Ask HN: where did you order your startup T-shirts? - olapic

We are looking where to print our startup t-shirts. We want good quality t-shirts and good quality printing.<p>We are not thinking cafepress.<p>Any ideas? where did you print yours?
======
failquicker
Ok, so there are actually quite a few variables when you are considering.
Mainly, the type of T-shirt you want to print on and the type of graphic you
want printed.

The three main types of shirt printing are...

Screenprinting - The Old standby. Looks good, washes fairly well. But can get
expensive when you get into multiple colors. Also, only higher end houses are
going to be able to handle larger resolutions on your graphics.

Direct 2 Garment - This is the new kid on the block. It's essentially an Ink
Jet printer that has been hacked to take garment dye. Upside is it prints
RIDICULOUSLY high resolution graphics. And you can generally get a small run
done for not a ton of cash. Down side is, the house doing the work has to know
what they are doing. Poorly cured DTG work will fade almost immediately.

TRANSFER PRINTING - This is like a hybrid of one of the two above methods with
the Iron ons you get at office max. Don't hate though, Transfer printing can
be awesome. Pretty much every sports team ever uses transfer printing. It
makes the graphic stand out (physically) from the shirt.

Find someone local to you. I guarantee there is a hungry local print house
that is close to you that would trip over itself for your business right now.
The economy has hit printers pretty hard.
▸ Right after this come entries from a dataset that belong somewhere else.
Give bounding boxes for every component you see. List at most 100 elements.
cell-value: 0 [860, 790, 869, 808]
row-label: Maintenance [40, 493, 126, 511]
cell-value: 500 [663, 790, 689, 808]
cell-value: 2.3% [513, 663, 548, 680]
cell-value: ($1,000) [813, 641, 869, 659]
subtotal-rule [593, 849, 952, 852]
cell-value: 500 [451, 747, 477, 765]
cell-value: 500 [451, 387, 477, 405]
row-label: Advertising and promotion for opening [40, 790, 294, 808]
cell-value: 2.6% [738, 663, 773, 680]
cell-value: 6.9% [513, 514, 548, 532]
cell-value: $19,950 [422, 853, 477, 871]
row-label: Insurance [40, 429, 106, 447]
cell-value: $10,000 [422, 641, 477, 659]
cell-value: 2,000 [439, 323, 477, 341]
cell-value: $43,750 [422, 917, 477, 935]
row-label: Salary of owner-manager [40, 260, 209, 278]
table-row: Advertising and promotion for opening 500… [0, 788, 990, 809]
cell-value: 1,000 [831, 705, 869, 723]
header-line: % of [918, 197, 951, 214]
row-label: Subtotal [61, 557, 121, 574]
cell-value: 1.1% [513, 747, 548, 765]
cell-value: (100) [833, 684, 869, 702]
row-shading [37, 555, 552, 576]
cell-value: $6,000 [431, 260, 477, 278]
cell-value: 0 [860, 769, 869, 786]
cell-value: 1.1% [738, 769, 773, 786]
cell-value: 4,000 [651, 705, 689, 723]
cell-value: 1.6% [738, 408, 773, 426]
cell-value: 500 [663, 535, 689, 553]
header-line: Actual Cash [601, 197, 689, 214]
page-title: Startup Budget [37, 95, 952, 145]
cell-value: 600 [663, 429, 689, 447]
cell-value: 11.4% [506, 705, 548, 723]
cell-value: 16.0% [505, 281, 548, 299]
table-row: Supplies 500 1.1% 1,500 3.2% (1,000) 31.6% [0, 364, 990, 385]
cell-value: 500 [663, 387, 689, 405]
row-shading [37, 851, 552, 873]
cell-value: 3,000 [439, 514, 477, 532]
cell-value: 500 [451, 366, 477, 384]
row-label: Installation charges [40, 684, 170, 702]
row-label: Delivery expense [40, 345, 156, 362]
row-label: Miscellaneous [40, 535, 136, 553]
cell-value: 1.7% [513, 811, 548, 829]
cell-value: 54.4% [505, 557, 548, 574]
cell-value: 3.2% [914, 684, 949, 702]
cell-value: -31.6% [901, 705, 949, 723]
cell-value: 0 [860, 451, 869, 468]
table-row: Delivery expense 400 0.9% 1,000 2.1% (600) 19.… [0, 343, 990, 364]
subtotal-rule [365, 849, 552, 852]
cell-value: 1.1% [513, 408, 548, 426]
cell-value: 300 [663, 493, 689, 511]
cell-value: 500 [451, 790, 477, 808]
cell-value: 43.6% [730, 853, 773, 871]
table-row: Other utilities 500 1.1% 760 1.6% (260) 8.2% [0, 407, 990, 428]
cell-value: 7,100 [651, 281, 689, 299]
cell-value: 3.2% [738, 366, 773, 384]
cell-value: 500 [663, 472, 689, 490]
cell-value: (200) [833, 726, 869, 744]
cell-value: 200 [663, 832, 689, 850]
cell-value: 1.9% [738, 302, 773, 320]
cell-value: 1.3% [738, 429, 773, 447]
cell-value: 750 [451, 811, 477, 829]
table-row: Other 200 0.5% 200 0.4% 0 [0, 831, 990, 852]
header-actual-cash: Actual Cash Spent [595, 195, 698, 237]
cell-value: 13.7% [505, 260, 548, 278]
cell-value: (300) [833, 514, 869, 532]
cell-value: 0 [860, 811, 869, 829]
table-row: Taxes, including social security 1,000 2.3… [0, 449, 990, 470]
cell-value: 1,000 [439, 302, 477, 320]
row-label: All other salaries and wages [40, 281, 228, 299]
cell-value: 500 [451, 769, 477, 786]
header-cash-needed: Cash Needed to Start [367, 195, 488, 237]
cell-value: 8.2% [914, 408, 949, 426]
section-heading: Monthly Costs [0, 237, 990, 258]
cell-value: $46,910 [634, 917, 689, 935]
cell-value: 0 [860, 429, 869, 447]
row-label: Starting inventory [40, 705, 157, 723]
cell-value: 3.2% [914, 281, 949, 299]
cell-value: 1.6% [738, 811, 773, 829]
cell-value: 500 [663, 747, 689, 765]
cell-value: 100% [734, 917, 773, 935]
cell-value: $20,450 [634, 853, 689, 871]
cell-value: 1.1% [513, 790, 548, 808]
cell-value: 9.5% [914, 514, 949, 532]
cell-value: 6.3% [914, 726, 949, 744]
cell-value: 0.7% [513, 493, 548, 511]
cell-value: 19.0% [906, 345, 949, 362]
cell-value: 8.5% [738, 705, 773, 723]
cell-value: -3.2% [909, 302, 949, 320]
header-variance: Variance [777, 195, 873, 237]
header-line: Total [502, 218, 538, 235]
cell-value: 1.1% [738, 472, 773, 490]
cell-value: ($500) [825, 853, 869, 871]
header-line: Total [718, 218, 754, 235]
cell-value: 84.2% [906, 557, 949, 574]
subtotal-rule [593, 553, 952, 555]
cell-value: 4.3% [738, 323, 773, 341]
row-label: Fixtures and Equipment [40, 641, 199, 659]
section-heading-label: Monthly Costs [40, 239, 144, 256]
I will be happy to discuss your order specifics with you in more detail and
point you in the right direction. Full disclosure, I'm from a Garment Industry
family and I currently own a T-Shirt company myself. Not sleazy though, as we
just print our own stuff for resale and I won't be trying to get you to buy
from us :-)

My contact email is in my profile, or we can discuss it right here in the HN
Comments section.

------
olapic
Thanks Failquicker! I will check it out with my local provider! thanks for the
info, it was really helpful.

Fragmede: because they charged a ridicously high price for a really bad
quality t-shirt. My sister is in the industry for a major group in Spain, and
when she saw my t-shirt she just laughed at me (both printing and fabric
quality wise)

Thanks chris, I will check these too!

------
chrisclark1729
I used these guys: <http://www.vgkids.com/>

They were really nice people, on-time, quality printing and did some extra
design work to get our design ready for t-shirts.

------
fragmede
Why not cafepress?

(Knowing why not would guide suggestions.)